福岡の人が、夜の海がいいというので行きたいのだけれど、
1人じゃ絶対に危ないというので、女ふたりで行くことに。
西桟橋に向かう途中、彼女が告白する。
今まで夜の海、何度か来たけど女の子と来るのはじめて。
でも、あなたなら怖くないと思ったんだー。強そうだし。

と、言ってもらってる傍から、わたしは怖いのだった。
暗いところが、まったくもってダメで、それを福岡の人に告げると、
ゲラゲラ笑う。
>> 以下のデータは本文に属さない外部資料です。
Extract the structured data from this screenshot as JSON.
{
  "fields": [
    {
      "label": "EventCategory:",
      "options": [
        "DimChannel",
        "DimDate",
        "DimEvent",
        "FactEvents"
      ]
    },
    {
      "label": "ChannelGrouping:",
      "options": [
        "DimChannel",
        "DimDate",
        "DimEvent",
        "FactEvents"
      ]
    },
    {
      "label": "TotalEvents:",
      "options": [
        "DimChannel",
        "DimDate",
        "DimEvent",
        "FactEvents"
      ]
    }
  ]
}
そんな風には見えなーい!って。

桟橋に寝転んで、星を眺める。
何度も何度も流れ星が落ちてきて、
こんなにもしあわせな時間が世界に等しく在るものと同じとは思えなくて、たじろぐ。

そしたら、夕方の広島のバックパッカーが来た。
彼もごろんと横になって、3人で夜に溶ける。

いつまでそうしてたのか。
たぶん、日付が変わってもそうしたまんま。
夜の島は昼の観光のテーマパークの顔とは一変、
はじめて本当の島の時間が流れてるな、と感じた。
福岡の人の提案でなごみの塔に。
昼間は、全然登る気がしなくて、通りすぎてばかりいたのに。

なごみの塔はおそろしく、高く、眼下はミニチュアの迷路みたいだった。
そして、上へと目を向けると、もう、星が手に届きそう。
夜と手を繋いでるみたいな気分になる。

福岡の人が、
ね、竹富は夜に限るのよ。と教えてくれる。
この人の会えてよかったなと思う。巡り会わせだ。
この人に案内してもらわなかったら、わたし、この島のことすきになれないまま帰るとこだった。

長い、長い1日が終わる。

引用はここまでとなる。